The Italianate mansion dominates the St.-Julien estate of Ducru-Beaucaillou. This estate can challenge Léoville Las Cases and the Médoc first growths in quality each year. I vividly remember my first visit to Ducru-Beaucaillou in 1970 when I asked the old cellar master, M. Prévost, what the secret to Ducru’s remarkable consistency was. He simply stated, “Selection, selection, selection.” This is an expertly run property where the owners, the genteel Borie family, oversee every step of the winemaking procedure. The château has a gorgeous location overlooking the Gironde, and the style of wine made here, while less massive and tannic than Léoville Las Cases or Léoville Barton and less overtly powerful and heady than Gruaud Larose, is a classic St.-Julien that needs 8–10 years to reveal the rich, fruity, elegant, suave flavors. If Léoville Las Cases is the Latour of St.-Julien, Ducru-Beaucaillou is St.-Julien’s Lafite Rothschild. The estate went through an unexpected slump in the late 1980s, but quickly regained form, producing spectacular wines in 2000, 1996, and 1995.

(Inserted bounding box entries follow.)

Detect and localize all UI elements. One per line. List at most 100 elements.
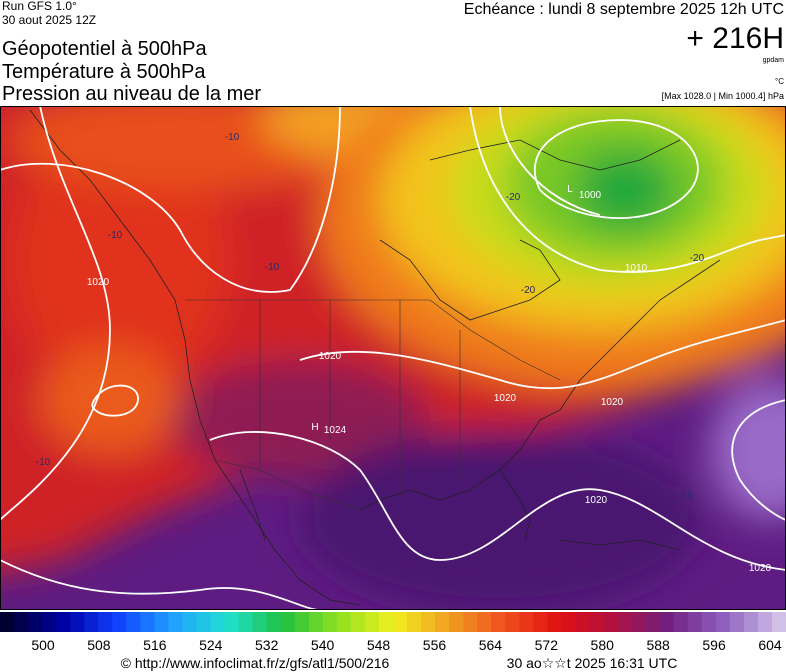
colorbar-swatch <box>477 612 492 632</box>
colorbar-swatch <box>112 612 127 632</box>
map: -10 -10 1020 -10 1020 H 1024 1020 1020 1020 -10 102… <box>0 106 786 610</box>
colorbar-swatch <box>547 612 562 632</box>
colorbar-swatch <box>743 612 759 632</box>
colorbar-swatch <box>645 612 661 632</box>
colorbar: 500 508 516 524 532 540 548 556 564 572 580 588 596 6… <box>0 612 786 653</box>
colorbar-swatch <box>322 612 338 632</box>
footer-stamp: 30 ao☆☆t 2025 16:31 UTC <box>507 655 678 671</box>
colorbar-swatch <box>407 612 422 632</box>
colorbar-tick-label: 564 <box>479 637 503 653</box>
colorbar-swatch <box>154 612 169 632</box>
contour-label: 1024 <box>324 425 347 436</box>
coastlines <box>29 109 721 606</box>
colorbar-swatch <box>56 612 71 632</box>
colorbar-swatch <box>168 612 183 632</box>
contour-label: -10 <box>679 490 694 501</box>
contour-label: 1020 <box>319 351 342 362</box>
footer-url: © http://www.infoclimat.fr/z/gfs/atl1/50… <box>121 655 390 671</box>
colorbar-swatch <box>533 612 548 632</box>
colorbar-tick-label: 572 <box>535 637 559 653</box>
pressure-range: [Max 1028.0 | Min 1000.4] hPa <box>662 91 784 101</box>
contour-label: 1020 <box>601 397 624 408</box>
contour-label: 1010 <box>625 263 648 274</box>
colorbar-swatch <box>98 612 113 632</box>
colorbar-tick-label: 556 <box>423 637 447 653</box>
colorbar-swatch <box>421 612 436 632</box>
colorbar-swatch <box>266 612 282 632</box>
colorbar-swatch <box>196 612 212 632</box>
unit-gpdam: gpdam <box>763 57 785 64</box>
colorbar-tick-label: 548 <box>367 637 391 653</box>
colorbar-tick-label: 500 <box>31 637 55 653</box>
run-label: Run GFS 1.0° <box>2 0 77 13</box>
colorbar-tick-label: 532 <box>255 637 279 653</box>
field-shading <box>0 106 786 610</box>
contour-label: -10 <box>225 132 240 143</box>
colorbar-swatch <box>659 612 675 632</box>
colorbar-swatch <box>449 612 464 632</box>
contour-label: H <box>311 422 318 433</box>
contour-label: -10 <box>108 230 123 241</box>
colorbar-swatch <box>308 612 324 632</box>
colorbar-swatch <box>280 612 296 632</box>
colorbar-swatch <box>561 612 576 632</box>
colorbar-swatch <box>589 612 605 632</box>
colorbar-swatch <box>350 612 366 632</box>
contour-label: 1020 <box>87 277 110 288</box>
lead-time: + 216H <box>686 22 784 55</box>
colorbar-swatch <box>505 612 520 632</box>
colorbar-swatch <box>435 612 450 632</box>
contour-label: 1000 <box>579 190 602 201</box>
colorbar-swatch <box>252 612 268 632</box>
contour-label: 1020 <box>494 393 517 404</box>
contours <box>0 106 786 610</box>
colorbar-tick-label: 596 <box>702 637 726 653</box>
contour-label: 1020 <box>585 495 608 506</box>
borders <box>185 299 561 511</box>
colorbar-swatch <box>210 612 226 632</box>
colorbar-tick-label: 588 <box>646 637 670 653</box>
colorbar-swatch <box>757 612 773 632</box>
colorbar-swatch <box>687 612 703 632</box>
colorbar-swatch <box>715 612 731 632</box>
colorbar-swatch <box>140 612 155 632</box>
contour-label: -10 <box>265 262 280 273</box>
colorbar-swatch <box>14 612 29 632</box>
colorbar-swatch <box>603 612 619 632</box>
colorbar-swatch <box>463 612 478 632</box>
colorbar-swatch <box>42 612 57 632</box>
colorbar-swatch <box>729 612 745 632</box>
colorbar-tick-label: 516 <box>143 637 167 653</box>
field-title: Température à 500hPa <box>2 61 206 83</box>
contour-label: -20 <box>521 285 536 296</box>
colorbar-swatch <box>336 612 352 632</box>
colorbar-tick-label: 540 <box>311 637 335 653</box>
echeance: Echéance : lundi 8 septembre 2025 12h UT… <box>464 1 784 18</box>
colorbar-tick-label: 580 <box>591 637 615 653</box>
field-title: Pression au niveau de la mer <box>2 83 261 105</box>
colorbar-swatch <box>491 612 506 632</box>
colorbar-swatch <box>182 612 197 632</box>
colorbar-tick-label: 508 <box>87 637 111 653</box>
contour-label: -20 <box>506 192 521 203</box>
colorbar-swatch <box>631 612 647 632</box>
colorbar-tick-label: 524 <box>199 637 223 653</box>
colorbar-swatch <box>238 612 254 632</box>
field-title: Géopotentiel à 500hPa <box>2 38 207 60</box>
contour-label: -10 <box>36 457 51 468</box>
map-labels: -10 -10 1020 -10 1020 H 1024 1020 1020 1020 -10 102… <box>36 132 772 574</box>
colorbar-swatch <box>224 612 240 632</box>
colorbar-swatch <box>617 612 633 632</box>
colorbar-swatch <box>771 612 786 632</box>
colorbar-swatch <box>126 612 141 632</box>
colorbar-swatch <box>364 612 380 632</box>
colorbar-swatch <box>378 612 394 632</box>
colorbar-swatch <box>393 612 408 632</box>
contour-label: -20 <box>690 253 705 264</box>
contour-label: L <box>567 184 573 195</box>
colorbar-swatch <box>701 612 717 632</box>
unit-celsius: °C <box>775 77 784 86</box>
colorbar-swatch <box>519 612 534 632</box>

Within shouting distance of Ducru-Beaucaillou are Branaire Ducru and Beychevelle, the two most southern St.-Juliens. Beychevelle is widely known, perhaps because tourists love the gardens (among the Médoc’s most photogenic), and the wine is supple, fruity, light, and quick to mature. While good, even outstanding as in 1989, 1986, and 1982, Beychevelle has always had a better reputation than its performance record would lead one to believe. Call it Château Inconsistency on my scoring sheet.
Just the opposite is the case with Branaire, the rather drab, sullen-looking château across the road from Beychevelle. Despite a slump in quality after 1982, Branaire rebounded strongly with a fine effort in 1989, followed by very good offerings in 1995 and 1994 and exceptional wines in 1996 as well as 2000. Furthermore, the price for Branaire remains one of the lowest for a wine of such quality. Branaire is a slightly bigger wine than its neighbor, Beychevelle, but it clearly emerges from the school of winemaking that favors finesse over massive power and extract. It possesses an unmistakable exotic, richly scented bouquet of cedar and chocolate in addition to blueberry/raspberry fruit flavors and a liquid minerality. A singular style of wine, Branaire will never have the aging potential of the three Léovilles or Ducru-Beaucaillou, but between the ages of 8 and 20, Branaire can be an opulently rich, distinctive style of wine.